Theological Conversation Partners: Tyndale’s was not the first translation of the New Testament in English but his was the first translation from Greek and the first produced in quantity by the printing press. His dying prayer, “Lord, open the King of England’s eyes,” was answered within four years of his death when several translations appeared with royal approval. All of these, including the King James or Authorized Version, translated less than a century later, relied on Tyndale’s work. More than 80% of the King James Version of the New Testament comes from Tyndale. With a Bible in every American hotel room, it’s difficult to return to a time when there were few Bibles in English and death was the penalty for owning one. Yet Tyndale, ignoring danger, was determined to provide common people with the scriptures in their everyday language. The Hawk offers a good opportunity to discuss the place of the Bible in the lives of individuals and the church. The Study Catechism published in 1998, Questions #55-59, may be a helpful resource. There’s a significant exchange at the end of Ch. 28 in which Tyndale is encouraging Tom to read the New Testament. He asks Tom to visit the exiles that are poor and need help since he will be gone. Tom promises to read the New Testament but won’t promise to visit the exiles as Tyndale does. Tyndale says, “If you read the Testament, you will make the visits.” Tyndale’s own life and ministry is a testimony to the impact the Bible has on a life. Isaiah 55:10-13 is a stirring affirmation about God’s Word. This could be an occasion to examine the many translations of English Bibles you may have on hand. Translation may be a new concept and merits some discussion.
Faith Talk Questions:
- Imagine a world without electronic or printed media. Mentally remove all the books and computers from your home. There is little reason for you to learn to read and there are no schools. What would your life be like? What would you miss?
- Do you own a Bible?
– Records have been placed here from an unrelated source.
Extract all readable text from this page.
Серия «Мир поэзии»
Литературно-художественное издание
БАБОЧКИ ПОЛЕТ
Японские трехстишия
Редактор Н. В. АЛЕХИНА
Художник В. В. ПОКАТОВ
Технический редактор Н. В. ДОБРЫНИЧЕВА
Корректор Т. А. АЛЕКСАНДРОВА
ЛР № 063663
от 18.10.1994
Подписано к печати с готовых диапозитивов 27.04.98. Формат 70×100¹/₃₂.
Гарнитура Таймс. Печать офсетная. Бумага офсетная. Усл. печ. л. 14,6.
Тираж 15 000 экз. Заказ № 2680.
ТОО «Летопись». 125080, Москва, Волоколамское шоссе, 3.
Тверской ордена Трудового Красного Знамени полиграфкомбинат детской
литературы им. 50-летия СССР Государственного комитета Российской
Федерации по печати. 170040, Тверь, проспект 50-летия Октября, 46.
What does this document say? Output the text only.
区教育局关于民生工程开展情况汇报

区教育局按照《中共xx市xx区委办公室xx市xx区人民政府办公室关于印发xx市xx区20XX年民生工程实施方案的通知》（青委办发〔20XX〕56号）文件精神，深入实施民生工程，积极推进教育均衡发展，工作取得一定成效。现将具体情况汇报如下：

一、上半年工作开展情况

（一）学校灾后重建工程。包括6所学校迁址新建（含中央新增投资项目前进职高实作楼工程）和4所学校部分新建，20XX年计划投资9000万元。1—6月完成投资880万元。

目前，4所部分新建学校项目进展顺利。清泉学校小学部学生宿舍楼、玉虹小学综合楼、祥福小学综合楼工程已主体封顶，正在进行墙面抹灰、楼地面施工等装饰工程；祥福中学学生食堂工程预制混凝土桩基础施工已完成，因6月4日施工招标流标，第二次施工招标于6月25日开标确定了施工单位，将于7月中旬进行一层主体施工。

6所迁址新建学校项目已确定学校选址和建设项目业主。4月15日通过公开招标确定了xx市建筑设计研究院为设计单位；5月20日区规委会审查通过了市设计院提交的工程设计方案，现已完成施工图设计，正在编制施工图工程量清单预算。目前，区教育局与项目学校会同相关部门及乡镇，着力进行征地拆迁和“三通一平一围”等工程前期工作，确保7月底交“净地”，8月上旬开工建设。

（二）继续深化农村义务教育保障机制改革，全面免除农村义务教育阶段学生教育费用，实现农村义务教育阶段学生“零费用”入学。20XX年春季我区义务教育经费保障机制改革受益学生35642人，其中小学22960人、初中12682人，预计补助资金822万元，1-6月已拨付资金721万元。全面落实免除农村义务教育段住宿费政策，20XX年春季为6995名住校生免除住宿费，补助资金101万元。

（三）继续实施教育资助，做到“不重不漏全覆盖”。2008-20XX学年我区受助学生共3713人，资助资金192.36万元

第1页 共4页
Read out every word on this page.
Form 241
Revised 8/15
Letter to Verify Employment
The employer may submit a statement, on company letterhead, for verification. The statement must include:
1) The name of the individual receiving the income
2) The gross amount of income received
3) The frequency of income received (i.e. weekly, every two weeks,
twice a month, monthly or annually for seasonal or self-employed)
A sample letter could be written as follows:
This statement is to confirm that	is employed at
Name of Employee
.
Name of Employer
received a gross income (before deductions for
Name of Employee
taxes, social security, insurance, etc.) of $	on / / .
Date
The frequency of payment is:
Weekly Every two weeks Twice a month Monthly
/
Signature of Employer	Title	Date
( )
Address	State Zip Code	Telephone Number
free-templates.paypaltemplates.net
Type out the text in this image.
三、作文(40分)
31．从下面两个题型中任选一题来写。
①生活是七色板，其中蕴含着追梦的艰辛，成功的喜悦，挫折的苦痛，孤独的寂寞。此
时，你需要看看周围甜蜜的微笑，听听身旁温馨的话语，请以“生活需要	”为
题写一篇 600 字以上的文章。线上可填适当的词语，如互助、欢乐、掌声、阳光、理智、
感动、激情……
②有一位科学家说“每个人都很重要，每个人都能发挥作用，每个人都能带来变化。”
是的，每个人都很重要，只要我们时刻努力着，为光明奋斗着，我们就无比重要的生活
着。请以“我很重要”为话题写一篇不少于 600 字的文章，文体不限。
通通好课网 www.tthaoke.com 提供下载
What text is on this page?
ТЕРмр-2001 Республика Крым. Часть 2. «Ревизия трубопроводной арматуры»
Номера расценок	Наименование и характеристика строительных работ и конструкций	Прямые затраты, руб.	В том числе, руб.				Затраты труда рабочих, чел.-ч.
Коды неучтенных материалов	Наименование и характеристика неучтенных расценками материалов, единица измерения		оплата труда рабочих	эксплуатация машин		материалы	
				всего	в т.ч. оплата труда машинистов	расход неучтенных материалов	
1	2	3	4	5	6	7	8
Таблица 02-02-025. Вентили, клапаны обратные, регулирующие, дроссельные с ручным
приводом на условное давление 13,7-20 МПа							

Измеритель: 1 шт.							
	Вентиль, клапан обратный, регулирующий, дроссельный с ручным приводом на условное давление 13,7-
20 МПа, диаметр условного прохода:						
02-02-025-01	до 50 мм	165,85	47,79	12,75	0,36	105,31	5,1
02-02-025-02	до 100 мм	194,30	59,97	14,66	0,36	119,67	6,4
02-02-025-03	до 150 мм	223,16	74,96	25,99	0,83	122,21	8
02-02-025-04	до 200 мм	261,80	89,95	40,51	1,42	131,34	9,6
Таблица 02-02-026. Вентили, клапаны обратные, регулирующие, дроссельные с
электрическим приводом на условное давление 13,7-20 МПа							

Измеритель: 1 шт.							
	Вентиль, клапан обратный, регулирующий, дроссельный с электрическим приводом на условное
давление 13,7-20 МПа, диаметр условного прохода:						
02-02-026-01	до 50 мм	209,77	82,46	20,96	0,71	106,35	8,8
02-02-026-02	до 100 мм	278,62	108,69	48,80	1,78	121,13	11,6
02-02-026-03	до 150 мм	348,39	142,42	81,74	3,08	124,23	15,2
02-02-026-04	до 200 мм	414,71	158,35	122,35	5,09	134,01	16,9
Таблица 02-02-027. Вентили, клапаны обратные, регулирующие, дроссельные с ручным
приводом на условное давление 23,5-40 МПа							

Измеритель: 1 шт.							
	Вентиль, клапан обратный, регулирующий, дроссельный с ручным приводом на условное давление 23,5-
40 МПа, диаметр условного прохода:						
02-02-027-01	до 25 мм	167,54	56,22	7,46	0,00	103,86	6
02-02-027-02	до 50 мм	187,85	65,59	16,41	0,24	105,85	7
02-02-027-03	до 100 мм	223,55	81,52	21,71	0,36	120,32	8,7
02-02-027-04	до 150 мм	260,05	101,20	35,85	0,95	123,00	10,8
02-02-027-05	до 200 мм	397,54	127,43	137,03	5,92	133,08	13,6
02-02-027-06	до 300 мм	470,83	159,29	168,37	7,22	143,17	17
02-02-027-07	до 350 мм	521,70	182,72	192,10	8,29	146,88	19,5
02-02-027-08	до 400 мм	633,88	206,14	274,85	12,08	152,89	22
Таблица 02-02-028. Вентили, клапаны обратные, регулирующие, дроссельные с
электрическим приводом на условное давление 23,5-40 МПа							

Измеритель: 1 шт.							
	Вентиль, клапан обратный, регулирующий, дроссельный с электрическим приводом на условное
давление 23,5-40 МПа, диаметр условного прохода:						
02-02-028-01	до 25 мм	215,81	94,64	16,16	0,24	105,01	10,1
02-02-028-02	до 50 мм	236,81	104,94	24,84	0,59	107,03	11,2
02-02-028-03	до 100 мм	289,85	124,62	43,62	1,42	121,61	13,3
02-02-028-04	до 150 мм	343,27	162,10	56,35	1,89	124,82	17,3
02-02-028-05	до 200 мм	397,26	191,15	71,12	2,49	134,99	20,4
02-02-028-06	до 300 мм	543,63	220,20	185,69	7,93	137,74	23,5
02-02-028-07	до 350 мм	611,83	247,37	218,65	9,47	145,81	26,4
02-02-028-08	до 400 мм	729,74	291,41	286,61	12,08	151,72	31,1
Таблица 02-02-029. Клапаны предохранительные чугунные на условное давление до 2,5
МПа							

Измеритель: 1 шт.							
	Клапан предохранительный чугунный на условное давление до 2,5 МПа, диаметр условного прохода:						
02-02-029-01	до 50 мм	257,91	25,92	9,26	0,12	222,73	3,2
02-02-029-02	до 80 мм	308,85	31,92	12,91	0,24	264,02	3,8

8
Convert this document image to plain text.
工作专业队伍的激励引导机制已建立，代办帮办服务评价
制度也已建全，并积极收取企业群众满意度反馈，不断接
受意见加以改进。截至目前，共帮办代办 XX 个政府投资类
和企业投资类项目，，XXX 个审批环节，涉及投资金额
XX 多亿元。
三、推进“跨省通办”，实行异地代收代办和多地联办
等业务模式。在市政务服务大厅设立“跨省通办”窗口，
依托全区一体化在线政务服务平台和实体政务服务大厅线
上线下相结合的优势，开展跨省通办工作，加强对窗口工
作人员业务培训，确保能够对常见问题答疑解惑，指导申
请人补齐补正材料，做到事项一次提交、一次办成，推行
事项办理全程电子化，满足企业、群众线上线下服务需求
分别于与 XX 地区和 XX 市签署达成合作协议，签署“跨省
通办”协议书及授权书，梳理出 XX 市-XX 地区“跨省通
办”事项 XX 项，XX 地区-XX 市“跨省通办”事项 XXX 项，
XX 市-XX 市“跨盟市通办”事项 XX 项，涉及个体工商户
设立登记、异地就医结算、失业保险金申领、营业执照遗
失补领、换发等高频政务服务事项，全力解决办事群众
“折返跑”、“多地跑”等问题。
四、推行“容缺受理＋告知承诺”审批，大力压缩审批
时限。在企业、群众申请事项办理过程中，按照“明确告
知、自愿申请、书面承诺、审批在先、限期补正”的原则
How many Bibles are in your home.? In your church? Are they all in English? (or the language that you speak?) Are they all the same translation?
- Imagine that you will be killed if a Bible is found in your home. What would you do?
- Why is Uncle Jack eager to transport the New Testament to England?
- Do you think Uncle Jack is sincere in praising God? What actions make you doubt this?
- How are people who read Luther’s tracts treated?
- Do you think Tom’s motives for smuggling the New Testament change?
- What influence did Tyndale have on Tom’s life? What actions show this?
- Why was Tyndale determined to translate the Bible?
- What impact did Tyndale have on the history of the church?
- What picture do you have of Tyndale from Tom’s descriptions?
- Explain the title of the book.
- Martin Luther is one of the Cloud of Witnesses. How did he affect Tyndale and Tom?